Às vezes o que está no papel é muito bonito. O problema é como se concretiza. Faz sentido o conjunto de competências que este Ministério definiu como as ideais que um aluno deverá dominar quando termina os 12 anos de escolaridade obrigatória. É curioso que seis ou sete delas fujam claramente do que habitualmente temos entendido que é a função do ensino, que é para as áreas das letras e das matemáticas. É um sinal importante de que somos mais do que apenas coisas exactas e predefinidas, quando temos todo um campo de autonomia, criatividade e unicidade. Ao contrário de 'todos diferentes, todos iguais', proponho que na educação seja 'todos iguais, todos diferentes'. É isso que o ensino não tem sido capaz de fazer. Fala-se disto há tanto tempo e ainda não demos o salto. Toda a gente já percebeu que a educação não pode continuar assim, mas ela continua na mesma. Para mim, há um conjunto de competências fundamentais: cidadania, formação para a ética e ser capaz de raciocinar. Depois disto vêm as linguagens e literacias.

Porquê estas competências?
Basta olhar para o mundo e ver o que acontece todos os dias, os atropelos àquilo que é o respeito pelo outro. Somos preparados pela sociedade para sermos indivíduos competitivos na óptica completamente contrária a cooperativos. A competição em si não é má, mas quando desenfreada sim. Veja-se quando alguém olha para o lado num teste. Anula-se, é um escândalo. Mas depois queremos que as pessoas sejam cooperativas e façam trabalhos de grupo.

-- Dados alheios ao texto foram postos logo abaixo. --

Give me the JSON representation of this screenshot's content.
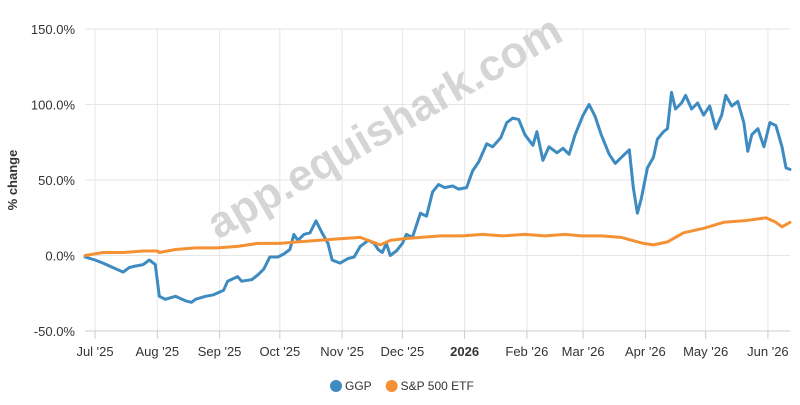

É um contrasenso. Por que é que a pessoa copia? Porque quer mostrar um resultado que não interessa a ninguém. Para quê os alunos perderem tanto do seu tempo a estudar, quando passados dois anos já não sabem nada daquilo. Mas, agora, é aquilo que é necessário para entrar na universidade. Então para que é preciso se depois se esquece? Há aqui algo que está errado. O ensino secundário e o ensino superior não têm nada a ver, no entanto, é o perfil de saída do 12.º ano que decide a entrada no ensino superior. Ou seja, entendemos que o perfil ideal para alguém entrar no ensino superior depende do que sabe no 12.º ano, o que para mim é um erro crasso, porque 90% do 12.º ano não serve para nada e os outros 10% esquecem-se em dois anos.

Para que serve o ensino?
Está escrito na Constituição que o ensino serve para formar indivíduos autónomos e críticos. Mas, como querem que tenha autonomia se fazem com que sejam todos iguais? Para isto é preciso uma coisa fundamental, a filosofia, porque é o que nos faz raciocinar.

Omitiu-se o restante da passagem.